As Oscar Wilde once aptly noticed, the best way to resist temptation is to yield to it. When we think about our lives, we are prone to yield to two temptations at once. Whenever our plans and goals crash, we willingly blame it on our destiny as a scheme of life, which was written beforehand and therefore cannot be altered by any initiatives. And conversely, when we have a lucky streak, we start thinking of ourselves as “architects of our own fate”, as the Roman commander Appius Claudius defined it (1). Then we start fervent activities in shaping our life, which is likely to come to a halt when things take a turn for the worse. Where is the truth? Obviously, it lies somewhere between these two temptations of total submission to chance and destiny, on the one hand, and opinionated, God-like creation of life.
Reliance on chance serves as a justification of total passivity. The role of “architect” presupposes total awareness of all details, which is absolutely impossible for a human being. As Bulgakov’s diabolical Voland noticed, the problem is that a human is “suddenly mortal”. If you cannot foresee the most fundamental thing, the end of your existence, how can you be sure about the rest, in order to make proper plans?

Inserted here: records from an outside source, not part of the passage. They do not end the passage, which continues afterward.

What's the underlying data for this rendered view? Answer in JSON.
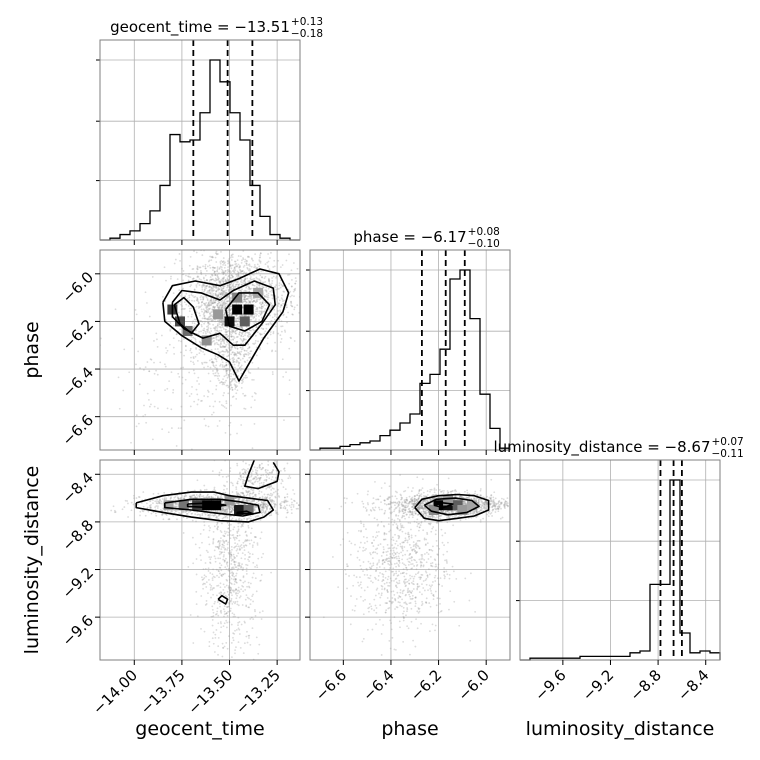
{
  "chart_data": {
    "type": "corner",
    "parameters": [
      {
        "name": "geocent_time",
        "axis_label": "geocent_time",
        "range": [
          -14.18,
          -13.13
        ],
        "ticks": [
          -14.0,
          -13.75,
          -13.5,
          -13.25
        ],
        "tick_labels": [
          "−14.00",
          "−13.75",
          "−13.50",
          "−13.25"
        ],
        "title": {
          "main": "geocent_time = −13.51",
          "sup": "+0.13",
          "sub": "−0.18"
        },
        "quantiles": [
          -13.69,
          -13.51,
          -13.38
        ],
        "histogram": {
          "edges_start": -14.18,
          "bin_width": 0.0525,
          "counts": [
            0,
            1,
            3,
            5,
            9,
            16,
            30,
            58,
            54,
            55,
            70,
            99,
            87,
            70,
            55,
            30,
            13,
            3,
            1,
            0
          ]
        }
      },
      {
        "name": "phase",
        "axis_label": "phase",
        "range": [
          -6.74,
          -5.9
        ],
        "ticks": [
          -6.6,
          -6.4,
          -6.2,
          -6.0
        ],
        "tick_labels": [
          "−6.6",
          "−6.4",
          "−6.2",
          "−6.0"
        ],
        "title": {
          "main": "phase = −6.17",
          "sup": "+0.08",
          "sub": "−0.10"
        },
        "quantiles": [
          -6.27,
          -6.17,
          -6.09
        ],
        "histogram": {
          "edges_start": -6.74,
          "bin_width": 0.042,
          "counts": [
            0,
            1,
            1,
            2,
            3,
            4,
            5,
            8,
            11,
            15,
            20,
            37,
            42,
            56,
            95,
            100,
            73,
            31,
            12,
            1
          ]
        }
      },
      {
        "name": "luminosity_distance",
        "axis_label": "luminosity_distance",
        "range": [
          -9.96,
          -8.28
        ],
        "ticks": [
          -9.6,
          -9.2,
          -8.8,
          -8.4
        ],
        "tick_labels": [
          "−9.6",
          "−9.2",
          "−8.8",
          "−8.4"
        ],
        "title": {
          "main": "luminosity_distance = −8.67",
          "sup": "+0.07",
          "sub": "−0.11"
        },
        "quantiles": [
          -8.78,
          -8.67,
          -8.6
        ],
        "histogram": {
          "edges_start": -9.96,
          "bin_width": 0.084,
          "counts": [
            0,
            1,
            1,
            1,
            1,
            1,
            2,
            2,
            2,
            2,
            2,
            4,
            5,
            42,
            42,
            100,
            15,
            4,
            5,
            4
          ]
        }
      }
    ],
    "pairs": [
      {
        "x": "geocent_time",
        "y": "phase",
        "cloud": [
          {
            "cx": -13.52,
            "cy": -6.14,
            "sx": 0.11,
            "sy": 0.11,
            "n": 1300
          },
          {
            "cx": -13.42,
            "cy": -6.1,
            "sx": 0.14,
            "sy": 0.1,
            "n": 900
          },
          {
            "cx": -13.5,
            "cy": -6.38,
            "sx": 0.05,
            "sy": 0.08,
            "n": 250
          },
          {
            "cx": -13.7,
            "cy": -6.4,
            "sx": 0.2,
            "sy": 0.18,
            "n": 220
          }
        ],
        "hist_cells": [
          {
            "x": -13.8,
            "y": -6.15,
            "level": 0.75
          },
          {
            "x": -13.76,
            "y": -6.2,
            "level": 0.7
          },
          {
            "x": -13.72,
            "y": -6.24,
            "level": 0.55
          },
          {
            "x": -13.62,
            "y": -6.28,
            "level": 0.4
          },
          {
            "x": -13.5,
            "y": -6.2,
            "level": 0.95
          },
          {
            "x": -13.46,
            "y": -6.15,
            "level": 1.0
          },
          {
            "x": -13.4,
            "y": -6.15,
            "level": 1.0
          },
          {
            "x": -13.42,
            "y": -6.2,
            "level": 0.6
          },
          {
            "x": -13.46,
            "y": -6.1,
            "level": 0.45
          },
          {
            "x": -13.56,
            "y": -6.17,
            "level": 0.35
          },
          {
            "x": -13.35,
            "y": -6.08,
            "level": 0.3
          }
        ],
        "contours": [
          [
            [
              -13.85,
              -6.12
            ],
            [
              -13.8,
              -6.05
            ],
            [
              -13.68,
              -6.03
            ],
            [
              -13.55,
              -6.05
            ],
            [
              -13.45,
              -6.02
            ],
            [
              -13.34,
              -5.98
            ],
            [
              -13.24,
              -6.0
            ],
            [
              -13.19,
              -6.08
            ],
            [
              -13.22,
              -6.16
            ],
            [
              -13.32,
              -6.27
            ],
            [
              -13.4,
              -6.38
            ],
            [
              -13.45,
              -6.45
            ],
            [
              -13.5,
              -6.37
            ],
            [
              -13.56,
              -6.34
            ],
            [
              -13.65,
              -6.31
            ],
            [
              -13.75,
              -6.26
            ],
            [
              -13.84,
              -6.2
            ],
            [
              -13.85,
              -6.12
            ]
          ],
          [
            [
              -13.8,
              -6.12
            ],
            [
              -13.75,
              -6.07
            ],
            [
              -13.65,
              -6.08
            ],
            [
              -13.55,
              -6.11
            ],
            [
              -13.48,
              -6.07
            ],
            [
              -13.37,
              -6.03
            ],
            [
              -13.27,
              -6.06
            ],
            [
              -13.26,
              -6.13
            ],
            [
              -13.33,
              -6.21
            ],
            [
              -13.42,
              -6.3
            ],
            [
              -13.48,
              -6.3
            ],
            [
              -13.55,
              -6.25
            ],
            [
              -13.64,
              -6.27
            ],
            [
              -13.74,
              -6.23
            ],
            [
              -13.8,
              -6.18
            ],
            [
              -13.8,
              -6.12
            ]
          ],
          [
            [
              -13.79,
              -6.13
            ],
            [
              -13.74,
              -6.1
            ],
            [
              -13.69,
              -6.14
            ],
            [
              -13.66,
              -6.21
            ],
            [
              -13.7,
              -6.25
            ],
            [
              -13.76,
              -6.21
            ],
            [
              -13.79,
              -6.13
            ]
          ],
          [
            [
              -13.52,
              -6.15
            ],
            [
              -13.45,
              -6.08
            ],
            [
              -13.35,
              -6.08
            ],
            [
              -13.29,
              -6.13
            ],
            [
              -13.33,
              -6.2
            ],
            [
              -13.42,
              -6.24
            ],
            [
              -13.5,
              -6.22
            ],
            [
              -13.52,
              -6.15
            ]
          ]
        ]
      },
      {
        "x": "geocent_time",
        "y": "luminosity_distance",
        "cloud": [
          {
            "cx": -13.55,
            "cy": -8.66,
            "sx": 0.2,
            "sy": 0.05,
            "n": 1300
          },
          {
            "cx": -13.5,
            "cy": -9.2,
            "sx": 0.08,
            "sy": 0.35,
            "n": 700
          },
          {
            "cx": -13.35,
            "cy": -8.45,
            "sx": 0.08,
            "sy": 0.1,
            "n": 250
          }
        ],
        "hist_cells": [
          {
            "x": -13.62,
            "y": -8.66,
            "level": 1.0
          },
          {
            "x": -13.57,
            "y": -8.66,
            "level": 1.0
          },
          {
            "x": -13.67,
            "y": -8.66,
            "level": 0.75
          },
          {
            "x": -13.74,
            "y": -8.66,
            "level": 0.5
          },
          {
            "x": -13.45,
            "y": -8.7,
            "level": 0.9
          },
          {
            "x": -13.4,
            "y": -8.7,
            "level": 0.55
          },
          {
            "x": -13.82,
            "y": -8.66,
            "level": 0.3
          },
          {
            "x": -13.5,
            "y": -8.62,
            "level": 0.35
          }
        ],
        "contours": [
          [
            [
              -13.99,
              -8.64
            ],
            [
              -13.85,
              -8.58
            ],
            [
              -13.7,
              -8.55
            ],
            [
              -13.58,
              -8.55
            ],
            [
              -13.5,
              -8.58
            ],
            [
              -13.4,
              -8.6
            ],
            [
              -13.3,
              -8.62
            ],
            [
              -13.27,
              -8.7
            ],
            [
              -13.32,
              -8.76
            ],
            [
              -13.4,
              -8.8
            ],
            [
              -13.55,
              -8.79
            ],
            [
              -13.7,
              -8.76
            ],
            [
              -13.85,
              -8.72
            ],
            [
              -13.99,
              -8.68
            ],
            [
              -13.99,
              -8.64
            ]
          ],
          [
            [
              -13.84,
              -8.64
            ],
            [
              -13.7,
              -8.61
            ],
            [
              -13.55,
              -8.61
            ],
            [
              -13.45,
              -8.63
            ],
            [
              -13.35,
              -8.66
            ],
            [
              -13.34,
              -8.72
            ],
            [
              -13.43,
              -8.75
            ],
            [
              -13.55,
              -8.73
            ],
            [
              -13.7,
              -8.7
            ],
            [
              -13.84,
              -8.68
            ],
            [
              -13.84,
              -8.64
            ]
          ],
          [
            [
              -13.72,
              -8.65
            ],
            [
              -13.6,
              -8.64
            ],
            [
              -13.52,
              -8.66
            ],
            [
              -13.6,
              -8.68
            ],
            [
              -13.72,
              -8.67
            ],
            [
              -13.72,
              -8.65
            ]
          ],
          [
            [
              -13.46,
              -8.72
            ],
            [
              -13.41,
              -8.71
            ],
            [
              -13.38,
              -8.73
            ],
            [
              -13.46,
              -8.73
            ],
            [
              -13.46,
              -8.72
            ]
          ],
          [
            [
              -13.37,
              -8.28
            ],
            [
              -13.4,
              -8.4
            ],
            [
              -13.42,
              -8.5
            ],
            [
              -13.35,
              -8.52
            ],
            [
              -13.25,
              -8.46
            ],
            [
              -13.24,
              -8.38
            ],
            [
              -13.27,
              -8.3
            ]
          ],
          [
            [
              -13.56,
              -9.45
            ],
            [
              -13.54,
              -9.42
            ],
            [
              -13.51,
              -9.45
            ],
            [
              -13.52,
              -9.49
            ],
            [
              -13.56,
              -9.45
            ]
          ]
        ]
      },
      {
        "x": "phase",
        "y": "luminosity_distance",
        "cloud": [
          {
            "cx": -6.17,
            "cy": -8.66,
            "sx": 0.1,
            "sy": 0.05,
            "n": 1300
          },
          {
            "cx": -6.35,
            "cy": -9.15,
            "sx": 0.1,
            "sy": 0.3,
            "n": 800
          },
          {
            "cx": -6.1,
            "cy": -8.65,
            "sx": 0.2,
            "sy": 0.03,
            "n": 350
          }
        ],
        "hist_cells": [
          {
            "x": -6.2,
            "y": -8.66,
            "level": 1.0
          },
          {
            "x": -6.16,
            "y": -8.66,
            "level": 0.95
          },
          {
            "x": -6.12,
            "y": -8.66,
            "level": 0.6
          },
          {
            "x": -6.22,
            "y": -8.7,
            "level": 0.4
          },
          {
            "x": -6.1,
            "y": -8.7,
            "level": 0.35
          },
          {
            "x": -6.06,
            "y": -8.66,
            "level": 0.3
          },
          {
            "x": -6.16,
            "y": -8.62,
            "level": 0.35
          }
        ],
        "contours": [
          [
            [
              -6.3,
              -8.68
            ],
            [
              -6.27,
              -8.61
            ],
            [
              -6.2,
              -8.58
            ],
            [
              -6.12,
              -8.57
            ],
            [
              -6.05,
              -8.58
            ],
            [
              -5.99,
              -8.62
            ],
            [
              -5.99,
              -8.7
            ],
            [
              -6.05,
              -8.75
            ],
            [
              -6.12,
              -8.77
            ],
            [
              -6.2,
              -8.79
            ],
            [
              -6.26,
              -8.77
            ],
            [
              -6.3,
              -8.68
            ]
          ],
          [
            [
              -6.26,
              -8.66
            ],
            [
              -6.21,
              -8.61
            ],
            [
              -6.13,
              -8.6
            ],
            [
              -6.06,
              -8.62
            ],
            [
              -6.03,
              -8.67
            ],
            [
              -6.08,
              -8.72
            ],
            [
              -6.16,
              -8.74
            ],
            [
              -6.23,
              -8.71
            ],
            [
              -6.26,
              -8.66
            ]
          ],
          [
            [
              -6.22,
              -8.66
            ],
            [
              -6.18,
              -8.64
            ],
            [
              -6.14,
              -8.65
            ],
            [
              -6.18,
              -8.68
            ],
            [
              -6.22,
              -8.66
            ]
          ]
        ]
      }
    ],
    "grid": true,
    "contour_color": "#000000",
    "histogram_color": "#000000",
    "quantile_line_style": "dashed",
    "grid_color": "#b0b0b0",
    "scatter_color": "#9a9a9a"
  }
}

I share the opinion of the greatest humanist of all time. William Shakespeare, despite his famous plays about King Lear and “star-crossed lovers”, said, “it is not in the stars to hold our destiny but in ourselves” (2). We can and should shape our lives. It is our personal choice that matters. But this choice should first and foremost differentiate between matters that can and can’t be changed. We should have the strength to change whatever we can, accept the unchangeable, and be wise to differentiate between the two.
I think that apt choice between these three invariable elements of life will help to avoid the two temptations of total passivity and self-assured planning. We can hardly become total masters of our life due to limited human abilities, but we can definitely become good managers of it, for skillful management means first and foremost the ability to choose from the existing alternatives, create new ones and plan ahead, taking into the account force majeure circumstances and not blaming fate for mistakes or counting on casual streaks of luck for success.